Biography
Forrester was born in 1918 on a cattle ranch near Anselmo, Nebraska. His early interest in electricity was possibly sparked by the fact that the ranch had none. While in high school, he built a wind-driven 12-volt electrical system using old car parts—it gave the ranch its first electric power. After finishing high school, he had received a scholarship to go to the Agricultural College. Three weeks before enrolling, he realized a future of herding cattle in Nebraska winter blizzards had never appealed to him. So in 1936 he enrolled in the Engineering College at the University of Nebraska to study electrical engineering. As it turns out this study was about the only academic field with a solid, central core of theoretical dynamics.
After finishing the University in 1939 he went to the Massachusetts Institute of Technology, to become a research assistant and eventually spend his entire career. In his first year at MIT he was commandeered by Gordon S. Brown who was the pioneer in "feedback control systems" at MIT. During WWII his work with Gordon Brown was in developing servomechanisms for the control of radar antennas and gun mounts. This work was research toward a practical end that ran from mathematical theory to the operating field. Experimental units were installed on the USS Lexington, and, when they stopped working, he volunteered to go to Pearl Harbor in 1942. He fixed the problem when the ship sailed off-shore during the invasion of Tarawa.
At the end of the war, at MIT, Forrester in 1944 began development of an advanced aircraft flight simulator. The simulator, originally conceived as an analog computer, evolved to become the Whirlwind digital computer for experimental development of military combat information systems. Around 1949, the Navy was losing interest in Whirlwind and considered scrapping it. Then, in August, the Soviet Union detonated its first atomic bomb. Relations between the US and its former ally had so deteriorated that this event inspired alarm throughout the government, and people in the military realized that computers would be essential in the defense of the country now that the USSR had the capacity to attack from afar. Whirlwind, as the Navy's most advanced computer, suddenly looked good again.The Air Force, faced with the complexities of ground-controlled intercept, then entered the picture. Whirlwind then, in turn, evolved to become SAGE (Semi-Automatic Ground Environment), the central albeit distributed locus of NORAD's air defense command, control, communication and intercept system for North America. Forrester continued his research in electrical and computer engineering until 1956. By then he felt the pioneering days in digital computers were over and he left engineering to go into management.
In 1956, Forrester moved to the MIT Sloan School of Management, where he is currently Germeshausen Professor Emeritus and Senior Lecturer.
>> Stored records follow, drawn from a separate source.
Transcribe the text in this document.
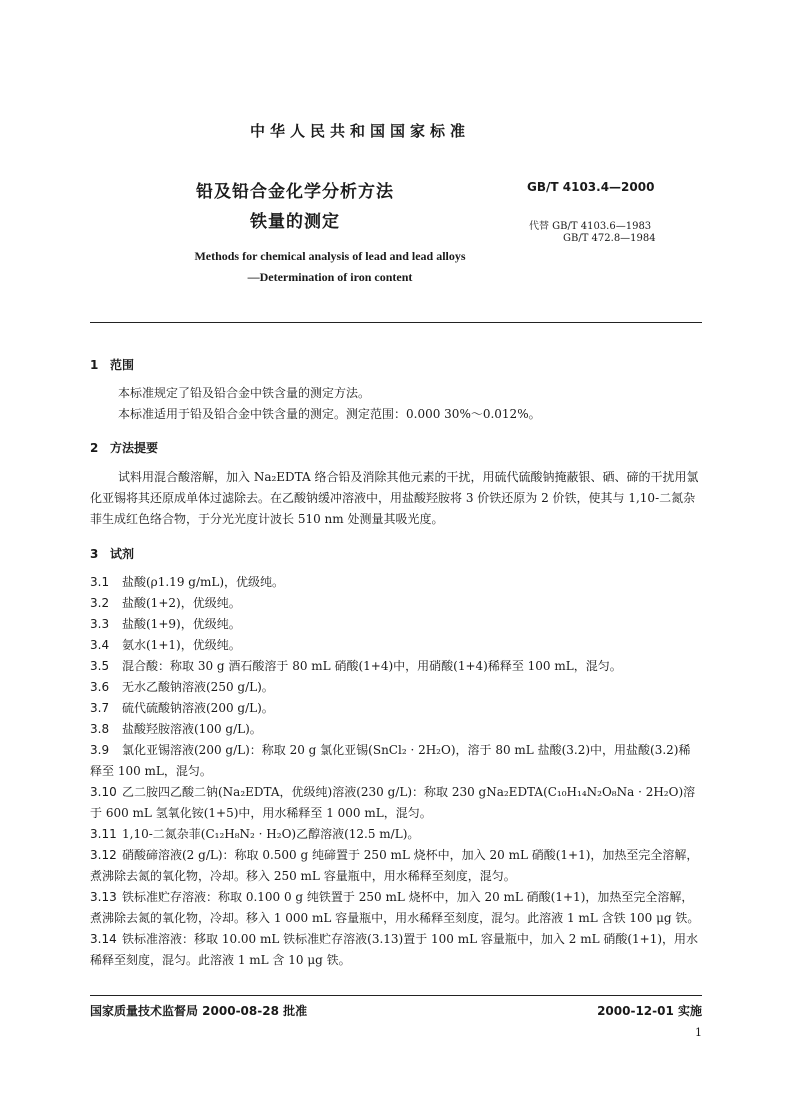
中华人民共和国国家标准
铅及铅合金化学分析方法
铁量的测定
GB/T 4103.4—2000
代替 GB/T 4103.6—1983
GB/T 472.8—1984
Methods for chemical analysis of lead and lead alloys
—Determination of iron content
1 范围

本标准规定了铅及铅合金中铁含量的测定方法。

本标准适用于铅及铅合金中铁含量的测定。测定范围：0.000 30%～0.012%。

2 方法提要

试料用混合酸溶解，加入 Na₂EDTA 络合铅及消除其他元素的干扰，用硫代硫酸钠掩蔽银、硒、碲的干扰用氯化亚锡将其还原成单体过滤除去。在乙酸钠缓冲溶液中，用盐酸羟胺将 3 价铁还原为 2 价铁，使其与 1,10-二氮杂菲生成红色络合物，于分光光度计波长 510 nm 处测量其吸光度。

3 试剂

3.1 盐酸(ρ1.19 g/mL)，优级纯。

3.2 盐酸(1+2)，优级纯。

3.3 盐酸(1+9)，优级纯。

3.4 氨水(1+1)，优级纯。

3.5 混合酸：称取 30 g 酒石酸溶于 80 mL 硝酸(1+4)中，用硝酸(1+4)稀释至 100 mL，混匀。

3.6 无水乙酸钠溶液(250 g/L)。

3.7 硫代硫酸钠溶液(200 g/L)。

3.8 盐酸羟胺溶液(100 g/L)。

3.9 氯化亚锡溶液(200 g/L)：称取 20 g 氯化亚锡(SnCl₂ · 2H₂O)，溶于 80 mL 盐酸(3.2)中，用盐酸(3.2)稀释至 100 mL，混匀。

3.10 乙二胺四乙酸二钠(Na₂EDTA，优级纯)溶液(230 g/L)：称取 230 gNa₂EDTA(C₁₀H₁₄N₂O₈Na · 2H₂O)溶于 600 mL 氢氧化铵(1+5)中，用水稀释至 1 000 mL，混匀。

3.11 1,10-二氮杂菲(C₁₂H₈N₂ · H₂O)乙醇溶液(12.5 m/L)。

3.12 硝酸碲溶液(2 g/L)：称取 0.500 g 纯碲置于 250 mL 烧杯中，加入 20 mL 硝酸(1+1)，加热至完全溶解，煮沸除去氮的氧化物，冷却。移入 250 mL 容量瓶中，用水稀释至刻度，混匀。

3.13 铁标准贮存溶液：称取 0.100 0 g 纯铁置于 250 mL 烧杯中，加入 20 mL 硝酸(1+1)，加热至完全溶解，煮沸除去氮的氧化物，冷却。移入 1 000 mL 容量瓶中，用水稀释至刻度，混匀。此溶液 1 mL 含铁 100 μg 铁。

3.14 铁标准溶液：移取 10.00 mL 铁标准贮存溶液(3.13)置于 100 mL 容量瓶中，加入 2 mL 硝酸(1+1)，用水稀释至刻度，混匀。此溶液 1 mL 含 10 μg 铁。

国家质量技术监督局 2000-08-28 批准	2000-12-01 实施
1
Application of his engineering view of electrical systems to the field of human systems would break new ground. Forrester focused on concrete experimental studies of organizational policy. He used computer simulations to analyze social systems and predict the implications of different models. This method came to be called "system dynamics," and Forrester came to be recognized as its creator.
In 1982, he received the IEEE Computer Pioneer Award. In 1989, he received the National Medal of Technology. In 1995 he was made a Fellow of the Computer History Museum. In 2006, he was inducted into the Operational Research Hall of Fame.